No, its not a dating service for cowboys. Cowster is the nickname I've given to the notion of using Web services and XML to build a cattle tracking system. As Dave Fletcher points out The USDA is moving full speed ahead on a plan to implement a tracking system.
Under the plan, now in draft form, individual animals would be tagged with a unique number allowing officials to more quickly determine where it came from, where it has been and herds that it may have come in contact with. It took U.S. investigators at least a few days to trace the infected Holstein from a Yakima County farm to its birth herd in Alberta, prompting calls for a national tracking system that would have enabled officials to response faster. Investigators reviewed cattle sale records to locate the origin of the infected Washington cow, but were slowed by lack of complete records. Information about the animals and its owner would be entered into a national central database to be accessed by state and federal officials in case of an outbreak such as mad cow.From USDA to speed up implementation of tracking system
Referenced Wed Dec 31 2003 11:44:39 GMT-0700
Its that last piece that has people worried. Quoting from an Associated Press story:
Resistance to the plan has come from meat producers who don't trust the idea of establishing a central database that would allow the government or rivals to know detailed information about their operations.From deseretnews.com | Scare could hone cattle tracking
Referenced Wed Dec 31 2003 11:46:38 GMT-0700
This is a classic identity and privacy problem, although, of course, its not the cows themselves that are worried about their privacy.

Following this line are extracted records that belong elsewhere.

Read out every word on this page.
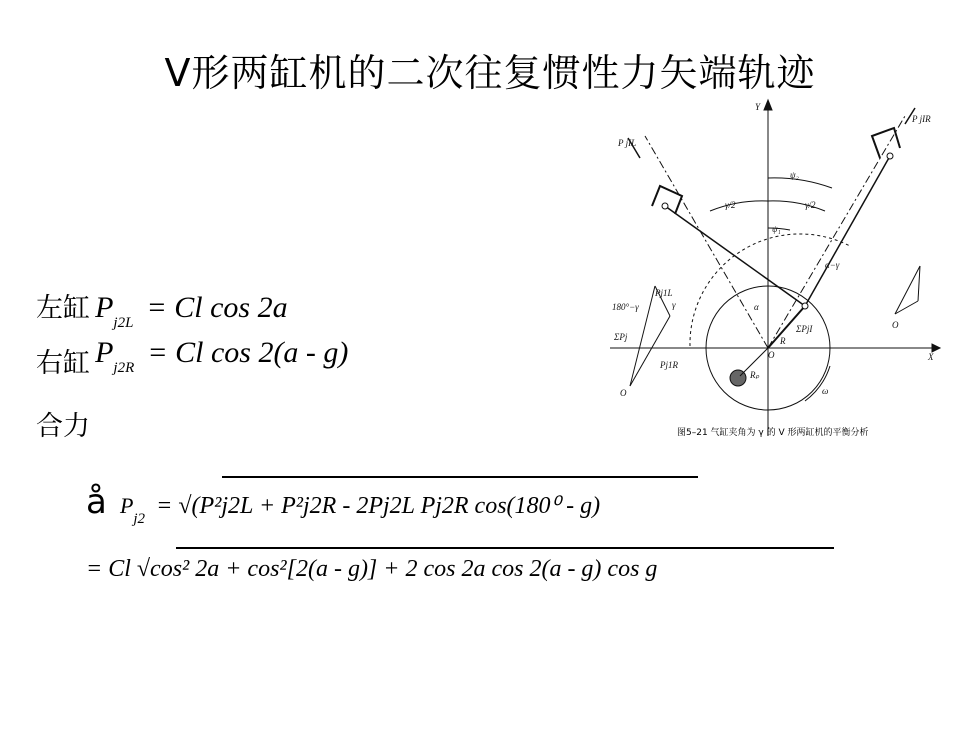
V形两缸机的二次往复惯性力矢端轨迹
左缸 Pj2L = Cl cos 2a
右缸 Pj2R = Cl cos 2(a - g)
合力
å Pj2 = √(P²j2L + P²j2R - 2Pj2L Pj2R cos(180⁰ - g)
= Cl √cos² 2a + cos²[2(a - g)] + 2 cos 2a cos 2(a - g) cos g
X
Y
O
O
O
ψ₂
ψ₁
γ/2	γ/2
α
α−γ
R
Rₚ
ω
P jIL
P jIR
Pj1L
Pj1R
180°−γ	γ
ΣPj
ΣPjI
图5–21 气缸夹角为 γ 的 V 形两缸机的平衡分析
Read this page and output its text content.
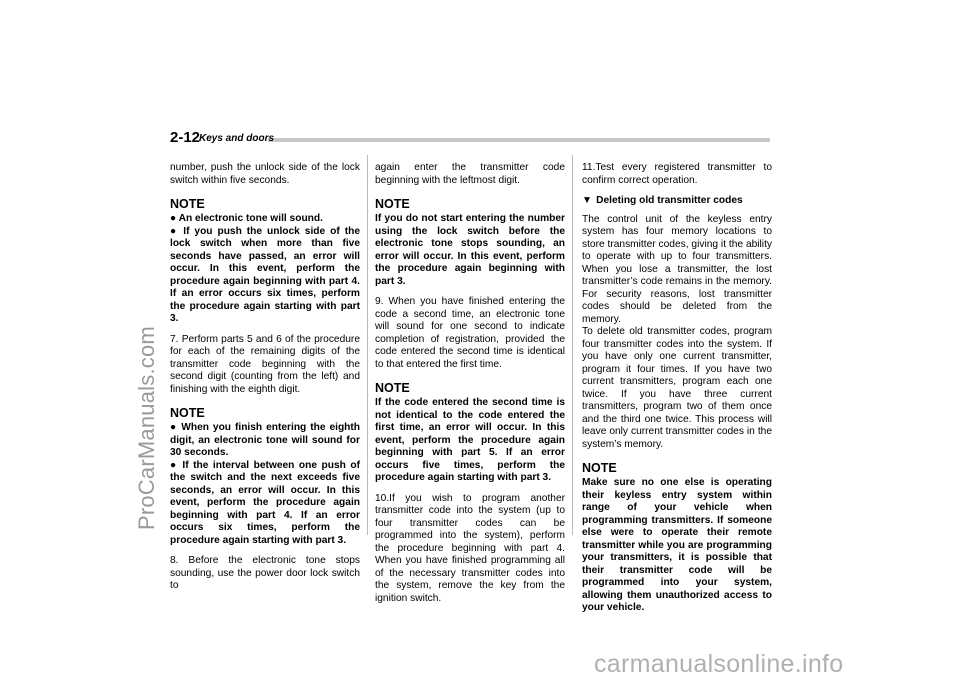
ProCarManuals.com
2-12
Keys and doors

number, push the unlock side of the lock switch within five seconds.

NOTE
● An electronic tone will sound.
● If you push the unlock side of the lock switch when more than five seconds have passed, an error will occur. In this event, perform the procedure again beginning with part 4. If an error occurs six times, perform the procedure again starting with part 3.

7. Perform parts 5 and 6 of the procedure for each of the remaining digits of the transmitter code beginning with the second digit (counting from the left) and finishing with the eighth digit.

NOTE
● When you finish entering the eighth digit, an electronic tone will sound for 30 seconds.
● If the interval between one push of the switch and the next exceeds five seconds, an error will occur. In this event, perform the procedure again beginning with part 4. If an error occurs six times, perform the procedure again starting with part 3.

8. Before the electronic tone stops sounding, use the power door lock switch to

again enter the transmitter code beginning with the leftmost digit.

NOTE
If you do not start entering the number using the lock switch before the electronic tone stops sounding, an error will occur. In this event, perform the procedure again beginning with part 3.

9. When you have finished entering the code a second time, an electronic tone will sound for one second to indicate completion of registration, provided the code entered the second time is identical to that entered the first time.

NOTE
If the code entered the second time is not identical to the code entered the first time, an error will occur. In this event, perform the procedure again beginning with part 5. If an error occurs five times, perform the procedure again starting with part 3.

10.If you wish to program another transmitter code into the system (up to four transmitter codes can be programmed into the system), perform the procedure beginning with part 4. When you have finished programming all of the necessary transmitter codes into the system, remove the key from the ignition switch.

11.Test every registered transmitter to confirm correct operation.

▼ Deleting old transmitter codes

The control unit of the keyless entry system has four memory locations to store transmitter codes, giving it the ability to operate with up to four transmitters. When you lose a transmitter, the lost transmitter’s code remains in the memory. For security reasons, lost transmitter codes should be deleted from the memory.

To delete old transmitter codes, program four transmitter codes into the system. If you have only one current transmitter, program it four times. If you have two current transmitters, program each one twice. If you have three current transmitters, program two of them once and the third one twice. This process will leave only current transmitter codes in the system’s memory.

NOTE
Make sure no one else is operating their keyless entry system within range of your vehicle when programming transmitters. If someone else were to operate their remote transmitter while you are programming your transmitters, it is possible that their transmitter code will be programmed into your system, allowing them unauthorized access to your vehicle.
carmanualsonline.info
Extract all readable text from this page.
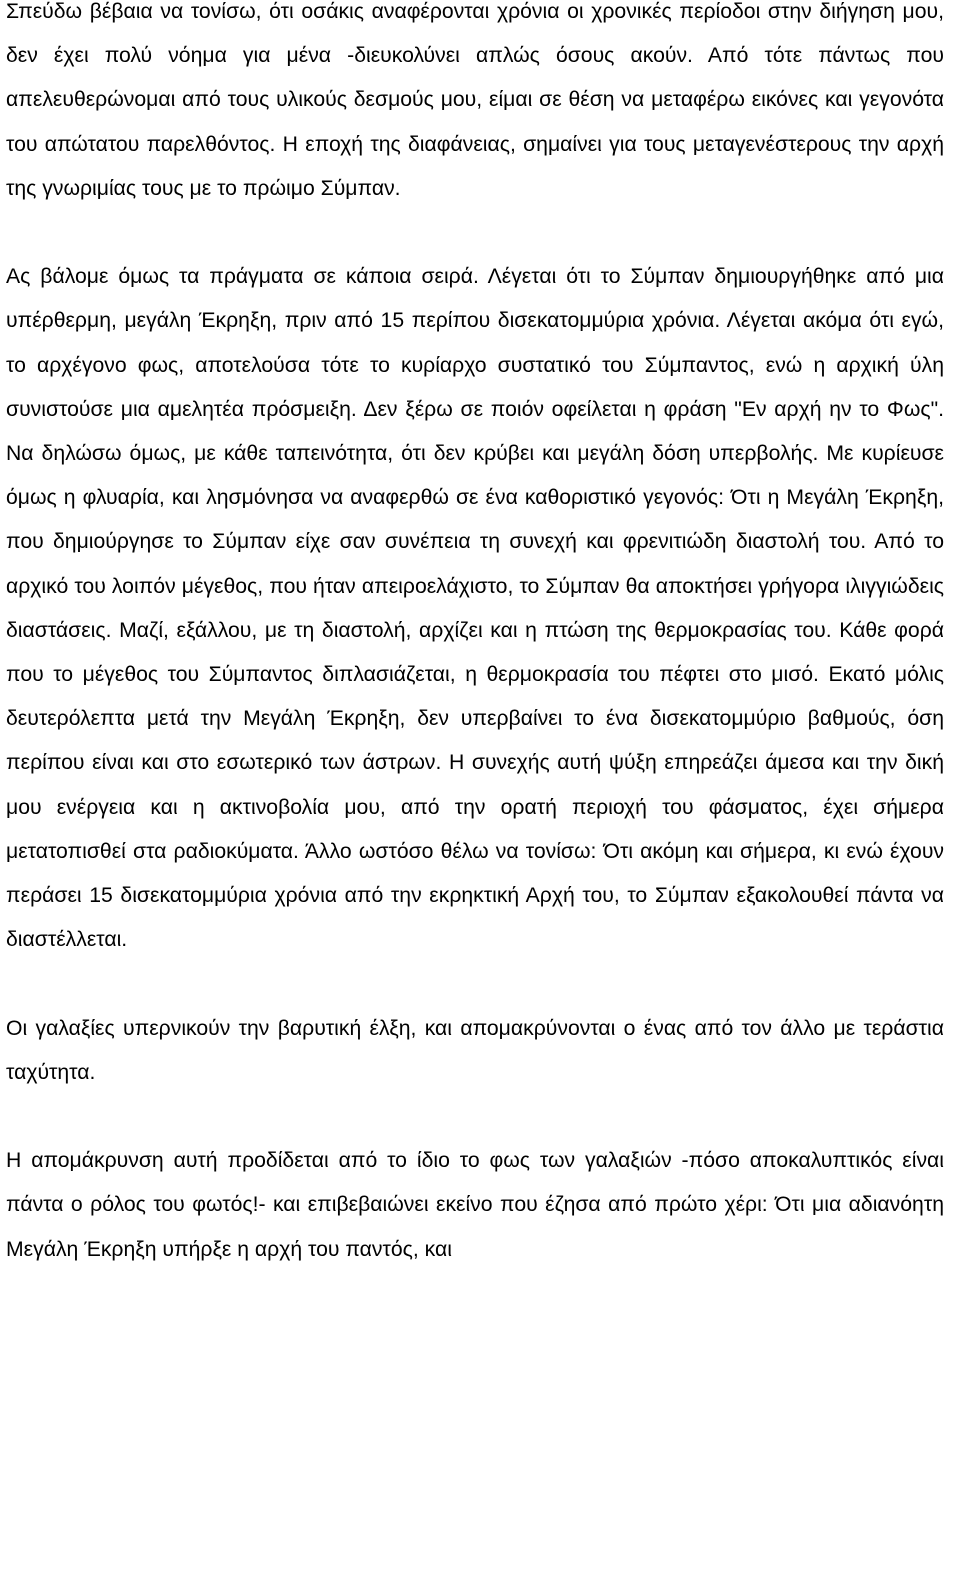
Σπεύδω βέβαια να τονίσω, ότι οσάκις αναφέρονται χρόνια οι χρονικές περίοδοι στην διήγηση μου, δεν έχει πολύ νόημα για μένα -διευκολύνει απλώς όσους ακούν. Από τότε πάντως που απελευθερώνομαι από τους υλικούς δεσμούς μου, είμαι σε θέση να μεταφέρω εικόνες και γεγονότα του απώτατου παρελθόντος. Η εποχή της διαφάνειας, σημαίνει για τους μεταγενέστερους την αρχή της γνωριμίας τους με το πρώιμο Σύμπαν.

Ας βάλομε όμως τα πράγματα σε κάποια σειρά. Λέγεται ότι το Σύμπαν δημιουργήθηκε από μια υπέρθερμη, μεγάλη Έκρηξη, πριν από 15 περίπου δισεκατομμύρια χρόνια. Λέγεται ακόμα ότι εγώ, το αρχέγονο φως, αποτελούσα τότε το κυρίαρχο συστατικό του Σύμπαντος, ενώ η αρχική ύλη συνιστούσε μια αμελητέα πρόσμειξη. Δεν ξέρω σε ποιόν οφείλεται η φράση "Εν αρχή ην το Φως". Να δηλώσω όμως, με κάθε ταπεινότητα, ότι δεν κρύβει και μεγάλη δόση υπερβολής. Με κυρίευσε όμως η φλυαρία, και λησμόνησα να αναφερθώ σε ένα καθοριστικό γεγονός: Ότι η Μεγάλη Έκρηξη, που δημιούργησε το Σύμπαν είχε σαν συνέπεια τη συνεχή και φρενιτιώδη διαστολή του. Από το αρχικό του λοιπόν μέγεθος, που ήταν απειροελάχιστο, το Σύμπαν θα αποκτήσει γρήγορα ιλιγγιώδεις διαστάσεις. Μαζί, εξάλλου, με τη διαστολή, αρχίζει και η πτώση της θερμοκρασίας του. Κάθε φορά που το μέγεθος του Σύμπαντος διπλασιάζεται, η θερμοκρασία του πέφτει στο μισό. Εκατό μόλις δευτερόλεπτα μετά την Μεγάλη Έκρηξη, δεν υπερβαίνει το ένα δισεκατομμύριο βαθμούς, όση περίπου είναι και στο εσωτερικό των άστρων. Η συνεχής αυτή ψύξη επηρεάζει άμεσα και την δική μου ενέργεια και η ακτινοβολία μου, από την ορατή περιοχή του φάσματος, έχει σήμερα μετατοπισθεί στα ραδιοκύματα. Άλλο ωστόσο θέλω να τονίσω: Ότι ακόμη και σήμερα, κι ενώ έχουν περάσει 15 δισεκατομμύρια χρόνια από την εκρηκτική Αρχή του, το Σύμπαν εξακολουθεί πάντα να διαστέλλεται.

Οι γαλαξίες υπερνικούν την βαρυτική έλξη, και απομακρύνονται ο ένας από τον άλλο με τεράστια ταχύτητα.

Η απομάκρυνση αυτή προδίδεται από το ίδιο το φως των γαλαξιών -πόσο αποκαλυπτικός είναι πάντα ο ρόλος του φωτός!- και επιβεβαιώνει εκείνο που έζησα από πρώτο χέρι: Ότι μια αδιανόητη Μεγάλη Έκρηξη υπήρξε η αρχή του παντός, και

I used to work in the nuclear industry and we knew the history of every single part that went into a submarine power plant. You pick out the smallest bolt and follow its history back to the day the ore was pulled out of the mine. Think about what that entailed in the 50's, 60's and 70's. There were (probably still are) large buildings full of people in Mechanicsburg, PA whose job it was to manage the supply system for the Nuclear Navy. Doing this for cattle is huge in scale, but modern technology has made it possible as long as we don't try to recreate those buildings full of people.
The answer is for the Government to avoid building a big centralized database---that's so 20th century. Rather, the USDA ought to establish XML schemas and Web services interfaces and let private industry establish the data repositories. If I'm a rancher, I have established relationship with entities whom I trust. Let those entities keep the data for their customers. Don't aggregate the data about a specific cow in one spot, but let the data and the systems stay distributed until its queried. If we can use FOAF to keep track of relationships between people, why not a similar scheme to keep track of a cow's history from birth to bistro?